Forty-six states and the District of Columbia posted unemployment rate decreases from a year earlier, three states reported increases, and one state had no change, noted the federal government report. The national jobless rate nudged up by 0.2 percentage point between March and April to 9.0 percent, but was 0.8 point lower than a year earlier.
In the month of April, nonfarm payroll employment increased in 42 states and the District of Columbia and decreased in eight states. The biggest over-the-month increase in employment happened in New York (+45,700), followed by Texas (+32,900), Pennsylvania (+23,700), Massachusetts (+19,500), and Florida (+14,900).
Over the year, nonfarm employment increased in 46 states and the District of Columbia and decreased in 4 states. The largest over-the-year percentage increase occurred in North Dakota (+3.9 percent),
followed by Alaska and Texas (+2.5 percent each) and Nebraska (+1.9 percent).
Meanwhile, this past April, American employers took 1,564 mass-layoff actions involving 143,927 workers according to a new report released by the U.S. Bureau of Labor Statistics.
Each mass-layoff action involved at least 50 workers from a single employer. The number of mass-layoff events in April increased by 278 from March, as the number of associated initial claims increased by 25,404.
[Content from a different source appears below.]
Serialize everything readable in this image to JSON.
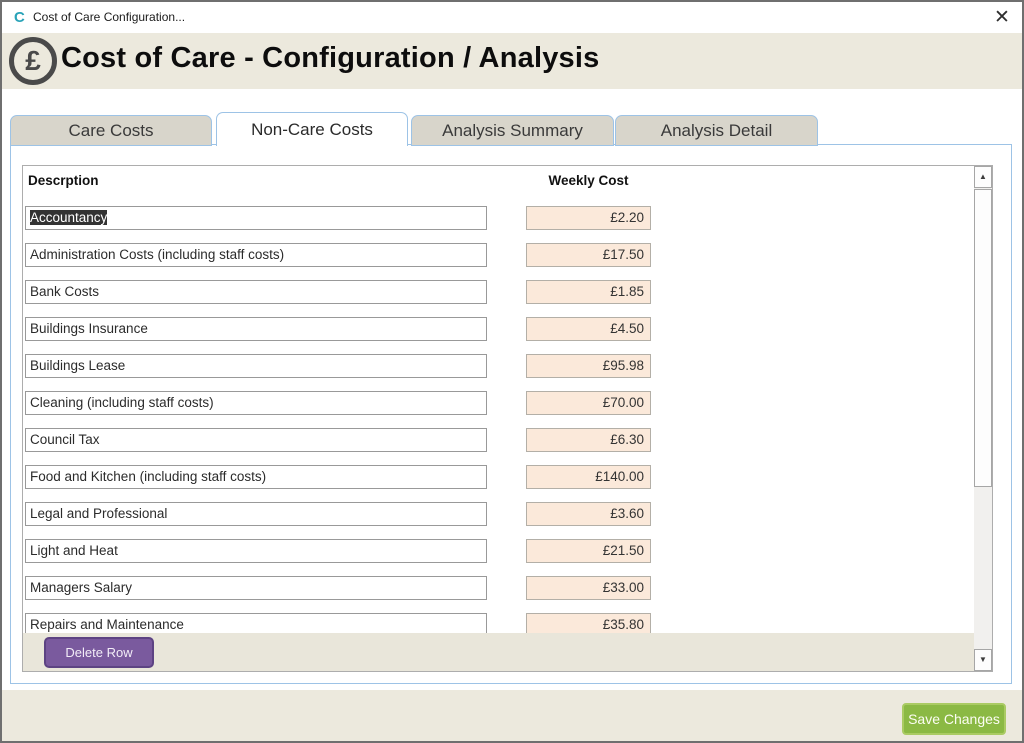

Eleven of the 19 major industry sectors in the private economy reported year-over-year declines in initial claims, with the largest decreases occurring in manufacturing, information, and professional and technical services.
Specifically, the manufacturing sector reported 327 mass layoffs in April resulting in 35,022 initial claims; both figures were increases from March. The national unemployment rate was 9.0 percent in April, up from 8.8 percent in March but down from 9.8 percent a year earlier.
Not seasonally adjusted, the number of mass layoffs in April was 1,750, resulting in 189,919 initial claims. The number of mass layoffs was down by 90 from April 2010, and associated initial claims decreased by 9,771.